Angola deverá ultrapassar África do Sul até 2016

Angola deverá ultrapassar a África do Sul, atualmente a maior economia do continente, até 2016, revela um relatório do Economist Intelligence Unit (EIU), que coloca também Moçambique entre os 10 mercados africanos com mais potencial.
No relatório "Para dentro de África: Oportunidades de negócio emergentes", o gabinete de estudos da revista Economist conclui que o papel das economias africanas ainda representa apenas 3% da economia global e que a África subsaariana (excluindo a África do Sul) representa menos de metade do Produto Interno Bruto do continente.
No entanto, sublinha que este grupo de países está a crescer mais depressa do que qualquer outro no mundo e que os investidores estão a acordar para o enorme potencial da região: "a corrida para participar no crescimento africano já começou".

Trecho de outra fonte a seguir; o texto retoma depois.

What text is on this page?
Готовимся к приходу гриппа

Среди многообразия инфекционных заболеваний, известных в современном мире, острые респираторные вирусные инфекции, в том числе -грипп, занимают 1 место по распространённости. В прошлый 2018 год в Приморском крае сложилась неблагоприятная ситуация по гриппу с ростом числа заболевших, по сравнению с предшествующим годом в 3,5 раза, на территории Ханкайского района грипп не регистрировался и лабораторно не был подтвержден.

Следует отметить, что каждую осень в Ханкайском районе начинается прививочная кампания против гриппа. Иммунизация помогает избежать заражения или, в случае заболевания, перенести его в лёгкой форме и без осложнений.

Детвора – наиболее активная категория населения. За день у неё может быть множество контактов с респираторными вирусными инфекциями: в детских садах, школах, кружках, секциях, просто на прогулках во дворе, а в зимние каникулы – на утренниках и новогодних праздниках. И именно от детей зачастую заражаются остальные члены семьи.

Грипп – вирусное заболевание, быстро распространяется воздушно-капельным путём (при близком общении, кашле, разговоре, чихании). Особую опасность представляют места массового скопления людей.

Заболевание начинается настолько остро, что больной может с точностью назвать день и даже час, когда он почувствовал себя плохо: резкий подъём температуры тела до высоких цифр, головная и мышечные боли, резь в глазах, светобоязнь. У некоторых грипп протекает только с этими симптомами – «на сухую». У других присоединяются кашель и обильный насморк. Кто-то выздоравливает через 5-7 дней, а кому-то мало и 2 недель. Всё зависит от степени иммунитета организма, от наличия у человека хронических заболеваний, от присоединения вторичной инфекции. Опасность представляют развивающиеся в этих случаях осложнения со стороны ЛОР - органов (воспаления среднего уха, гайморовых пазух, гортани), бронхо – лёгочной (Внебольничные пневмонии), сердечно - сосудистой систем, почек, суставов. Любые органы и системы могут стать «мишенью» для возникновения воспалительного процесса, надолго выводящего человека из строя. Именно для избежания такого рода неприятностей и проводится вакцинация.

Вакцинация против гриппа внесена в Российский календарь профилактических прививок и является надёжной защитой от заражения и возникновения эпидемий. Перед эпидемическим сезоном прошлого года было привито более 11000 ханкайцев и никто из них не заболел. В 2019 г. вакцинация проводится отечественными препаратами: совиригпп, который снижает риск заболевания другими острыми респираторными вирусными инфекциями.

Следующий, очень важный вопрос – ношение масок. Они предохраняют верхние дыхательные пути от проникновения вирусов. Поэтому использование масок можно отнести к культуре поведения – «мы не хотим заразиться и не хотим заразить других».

O relatório aponta como setores com maior potencial de crescimento a agricultura e a agroindústria, as infraestruturas, os serviços e os bens de consumo, mas recorda que ainda há grandes dificuldades, a começar pela corrupção, que continua a aumentar, a ineficiência dos serviços públicos, o risco político e a falta de mão-de-obra qualificada.
Além disso, o EIU recorda que África não é um país, mas sim 56, com outros tantos sistemas e governos, e aconselha os investidores a prepararem-se bem para as oportunidades, os riscos e o potencial.
Segundo as estimativas do EIU, pelo menos 28 países do continente africano deverão crescer a uma média anual superior a 5% nos próximos cinco anos. Angola surge no grupo das economias com crescimentos previstos de 5 a 7,5%, enquanto Moçambique aparece no grupo seguinte, com crescimentos anuais médios de 7,5 a 10%, juntamente com a Etiópia, a Libéria, o Níger e o Uganda.